そして、怒りに似た表情でマカロフを睨んだ。
「大きくなったら手ェ出すつもりじゃないだろうね」
「ま・・・まさかぁ〜」
「どこの子だい?」
「それが、ロブの奴に世話になってたみたいで・・・」
ロブ。
その名を聞いた瞬間、ポーリュシカは声を響かせた。
「ロブ!?アイツ今どこに!?」
「死んだそうじゃよ」
それを聞いたポーリュシカは、辛そうに顔を歪め俯くエルザを静かに見つめた。
「どうだい?」
ぱさぁ、と。
顔に巻かれていた包帯が解かれる。
手鏡に自分の顔を映し、エルザは目を見開いた。
「な・・・治ってる」
「見えてるかい?」
「はい」
右目に物が映っている。
エルザの体が小刻みに震えた。
「だったらさっさと出ておいき。

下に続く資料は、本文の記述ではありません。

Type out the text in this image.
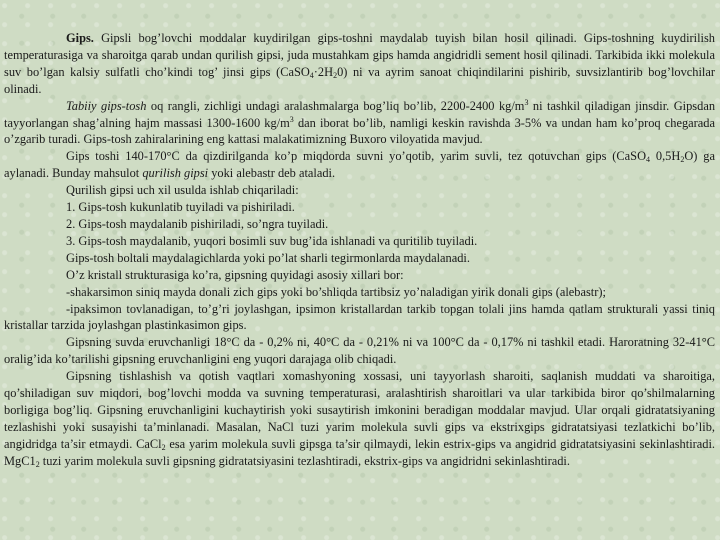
Gips. Gipsli bog’lovchi moddalar kuydirilgan gips-toshni maydalab tuyish bilan hosil qilinadi. Gips-toshning kuydirilish temperaturasiga va sharoitga qarab undan qurilish gipsi, juda mustahkam gips hamda angidridli sement hosil qilinadi. Tarkibida ikki molekula suv bo’lgan kalsiy sulfatli cho’kindi tog’ jinsi gips $(CaSO_4\cdot 2H_20)$ ni va ayrim sanoat chiqindilarini pishirib, suvsizlantirib bog’lovchilar olinadi.

Tabiiy gips-tosh oq rangli, zichligi undagi aralashmalarga bog’liq bo’lib, 2200-2400 $kg/m^3$ ni tashkil qiladigan jinsdir. Gipsdan tayyorlangan shag’alning hajm massasi 1300-1600 $kg/m^3$ dan iborat bo’lib, namligi keskin ravishda 3-5% va undan ham ko’proq chegarada o’zgarib turadi. Gips-tosh zahiralarining eng kattasi malakatimizning Buxoro viloyatida mavjud.

Gips toshi 140-170°C da qizdirilganda ko’p miqdorda suvni yo’qotib, yarim suvli, tez qotuvchan gips (CaSO$_4$ $0,5H_2O$) ga aylanadi. Bunday mahsulot qurilish gipsi yoki alebastr deb ataladi.

Qurilish gipsi uch xil usulda ishlab chiqariladi:

1. Gips-tosh kukunlatib tuyiladi va pishiriladi.

2. Gips-tosh maydalanib pishiriladi, so’ngra tuyiladi.

3. Gips-tosh maydalanib, yuqori bosimli suv bug’ida ishlanadi va quritilib tuyiladi.

Gips-tosh boltali maydalagichlarda yoki po’lat sharli tegirmonlarda maydalanadi.

O’z kristall strukturasiga ko’ra, gipsning quyidagi asosiy xillari bor:

-shakarsimon siniq mayda donali zich gips yoki bo’shliqda tartibsiz yo’naladigan yirik donali gips (alebastr);

-ipaksimon tovlanadigan, to’g’ri joylashgan, ipsimon kristallardan tarkib topgan tolali jins hamda qatlam strukturali yassi tiniq kristallar tarzida joylashgan plastinkasimon gips.

Gipsning suvda eruvchanligi 18°C da - 0,2% ni, 40°C da - 0,21% ni va 100°C da - 0,17% ni tashkil etadi. Haroratning 32-41°C oralig’ida ko’tarilishi gipsning eruvchanligini eng yuqori darajaga olib chiqadi.

Gipsning tishlashish va qotish vaqtlari xomashyoning xossasi, uni tayyorlash sharoiti, saqlanish muddati va sharoitiga, qo’shiladigan suv miqdori, bog’lovchi modda va suvning temperaturasi, aralashtirish sharoitlari va ular tarkibida biror qo’shilmalarning borligiga bog’liq. Gipsning eruvchanligini kuchaytirish yoki susaytirish imkonini beradigan moddalar mavjud. Ular orqali gidratatsiyaning tezlashishi yoki susayishi ta’minlanadi. Masalan, NaCl tuzi yarim molekula suvli gips va ekstrixgips gidratatsiyasi tezlatkichi bo’lib, angidridga ta’sir etmaydi. CaCl$_2$ esa yarim molekula suvli gipsga ta’sir qilmaydi, lekin estrix-gips va angidrid gidratatsiyasini sekinlashtiradi. $MgC1_2$ tuzi yarim molekula suvli gipsning gidratatsiyasini tezlashtiradi, ekstrix-gips va angidridni sekinlashtiradi.
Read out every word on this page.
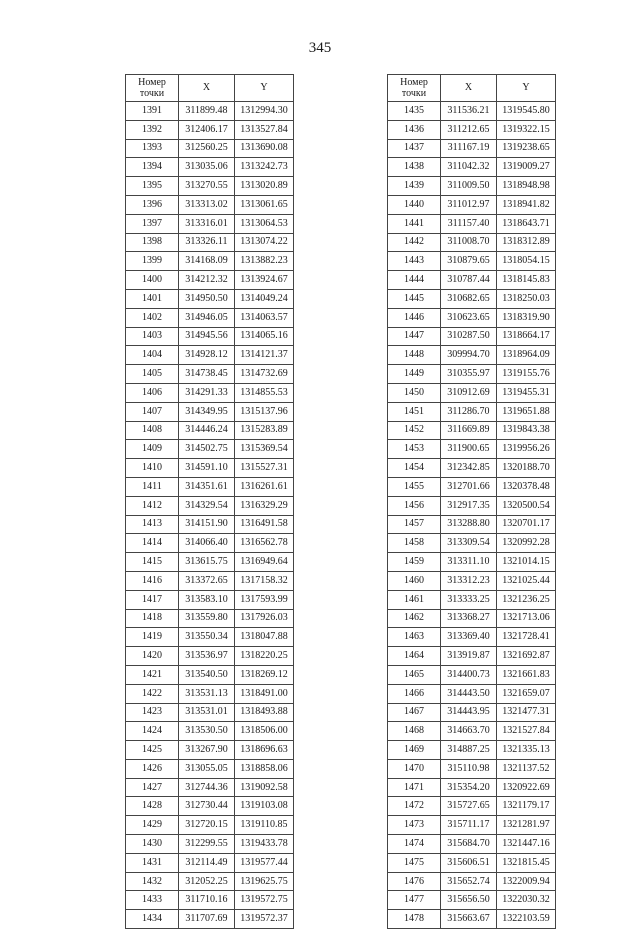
345
Номер
точки	X	Y
1391	311899.48	1312994.30
1392	312406.17	1313527.84
1393	312560.25	1313690.08
1394	313035.06	1313242.73
1395	313270.55	1313020.89
1396	313313.02	1313061.65
1397	313316.01	1313064.53
1398	313326.11	1313074.22
1399	314168.09	1313882.23
1400	314212.32	1313924.67
1401	314950.50	1314049.24
1402	314946.05	1314063.57
1403	314945.56	1314065.16
1404	314928.12	1314121.37
1405	314738.45	1314732.69
1406	314291.33	1314855.53
1407	314349.95	1315137.96
1408	314446.24	1315283.89
1409	314502.75	1315369.54
1410	314591.10	1315527.31
1411	314351.61	1316261.61
1412	314329.54	1316329.29
1413	314151.90	1316491.58
1414	314066.40	1316562.78
1415	313615.75	1316949.64
1416	313372.65	1317158.32
1417	313583.10	1317593.99
1418	313559.80	1317926.03
1419	313550.34	1318047.88
1420	313536.97	1318220.25
1421	313540.50	1318269.12
1422	313531.13	1318491.00
1423	313531.01	1318493.88
1424	313530.50	1318506.00
1425	313267.90	1318696.63
1426	313055.05	1318858.06
1427	312744.36	1319092.58
1428	312730.44	1319103.08
1429	312720.15	1319110.85
1430	312299.55	1319433.78
1431	312114.49	1319577.44
1432	312052.25	1319625.75
1433	311710.16	1319572.75
1434	311707.69	1319572.37
Номер
точки	X	Y
1435	311536.21	1319545.80
1436	311212.65	1319322.15
1437	311167.19	1319238.65
1438	311042.32	1319009.27
1439	311009.50	1318948.98
1440	311012.97	1318941.82
1441	311157.40	1318643.71
1442	311008.70	1318312.89
1443	310879.65	1318054.15
1444	310787.44	1318145.83
1445	310682.65	1318250.03
1446	310623.65	1318319.90
1447	310287.50	1318664.17
1448	309994.70	1318964.09
1449	310355.97	1319155.76
1450	310912.69	1319455.31
1451	311286.70	1319651.88
1452	311669.89	1319843.38
1453	311900.65	1319956.26
1454	312342.85	1320188.70
1455	312701.66	1320378.48
1456	312917.35	1320500.54
1457	313288.80	1320701.17
1458	313309.54	1320992.28
1459	313311.10	1321014.15
1460	313312.23	1321025.44
1461	313333.25	1321236.25
1462	313368.27	1321713.06
1463	313369.40	1321728.41
1464	313919.87	1321692.87
1465	314400.73	1321661.83
1466	314443.50	1321659.07
1467	314443.95	1321477.31
1468	314663.70	1321527.84
1469	314887.25	1321335.13
1470	315110.98	1321137.52
1471	315354.20	1320922.69
1472	315727.65	1321179.17
1473	315711.17	1321281.97
1474	315684.70	1321447.16
1475	315606.51	1321815.45
1476	315652.74	1322009.94
1477	315656.50	1322030.32
1478	315663.67	1322103.59
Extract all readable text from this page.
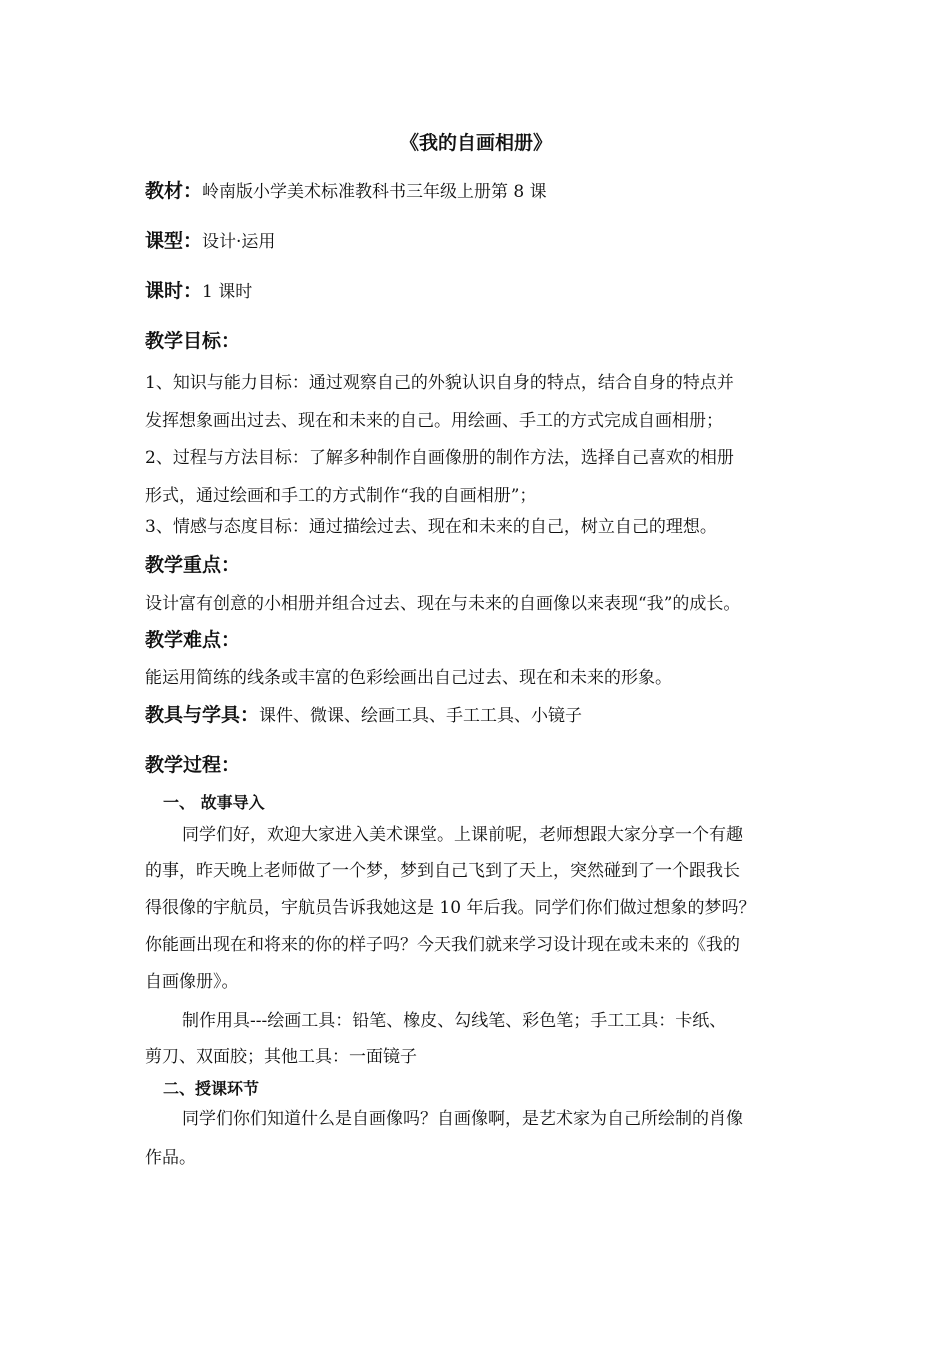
《我的自画相册》
教材：岭南版小学美术标准教科书三年级上册第 8 课
课型：设计·运用
课时：1 课时
教学目标：
1、知识与能力目标：通过观察自己的外貌认识自身的特点，结合自身的特点并
发挥想象画出过去、现在和未来的自己。用绘画、手工的方式完成自画相册；
2、过程与方法目标：了解多种制作自画像册的制作方法，选择自己喜欢的相册
形式，通过绘画和手工的方式制作“我的自画相册”；
3、情感与态度目标：通过描绘过去、现在和未来的自己，树立自己的理想。
教学重点：
设计富有创意的小相册并组合过去、现在与未来的自画像以来表现“我”的成长。
教学难点：
能运用简练的线条或丰富的色彩绘画出自己过去、现在和未来的形象。
教具与学具：课件、微课、绘画工具、手工工具、小镜子
教学过程：
一、 故事导入
同学们好，欢迎大家进入美术课堂。上课前呢，老师想跟大家分享一个有趣
的事，昨天晚上老师做了一个梦，梦到自己飞到了天上，突然碰到了一个跟我长
得很像的宇航员，宇航员告诉我她这是 10 年后我。同学们你们做过想象的梦吗？
你能画出现在和将来的你的样子吗？今天我们就来学习设计现在或未来的《我的
自画像册》。
制作用具---绘画工具：铅笔、橡皮、勾线笔、彩色笔；手工工具：卡纸、
剪刀、双面胶；其他工具：一面镜子
二、授课环节
同学们你们知道什么是自画像吗？自画像啊，是艺术家为自己所绘制的肖像
作品。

アタシァ人間はキライでね」
そして、エルザは涙を流した。
「治ってる・・・」
それを見たポーリュシカは目を見開いた。
「アンタ、その目・・・あれ?おかしいねぇ」
そう言われ、エルザも鏡に映る自分のおかしいところに気がついた。
「片方だけ涙が出てない」
そう。
左目からは涙が流れているのだが、ポーリュシカによって治された右目からは一筋の涙も流れず、目に涙が溜まってすらいないのだ。
「そんなハズは・・・薬の調合は完璧だったし・・・」
魔法書を捲りながら呟くポーリュシカに、エルザは笑った。
左目から、涙を流したまま。
「いいんです。私はもう、半分の涙は流しきっちゃったから」
そして・・・エルザは宙を漂っていた。
純白の空間に、純白のワンピースを纏った状態で。
―ここは・・・!?―
頭を下に向けた状態で、エルザは体勢を変えようと回転する。
―エーテリオンの中!?いや、違う・・・もっとあたたかくて・・・-
自分が何故ここにいるか。自分の置かれている状況を理解できず、戸惑うエルザ。
体勢を変えた瞬間―――――
―!―
――――全てを、理解した。
―そうか・・・-
宙に浮くエルザの足元には、ギルドのメンバーがいた。
これだけの人数が揃えば、上から見れば服の色は全員違い、カラフルに見えるだろう。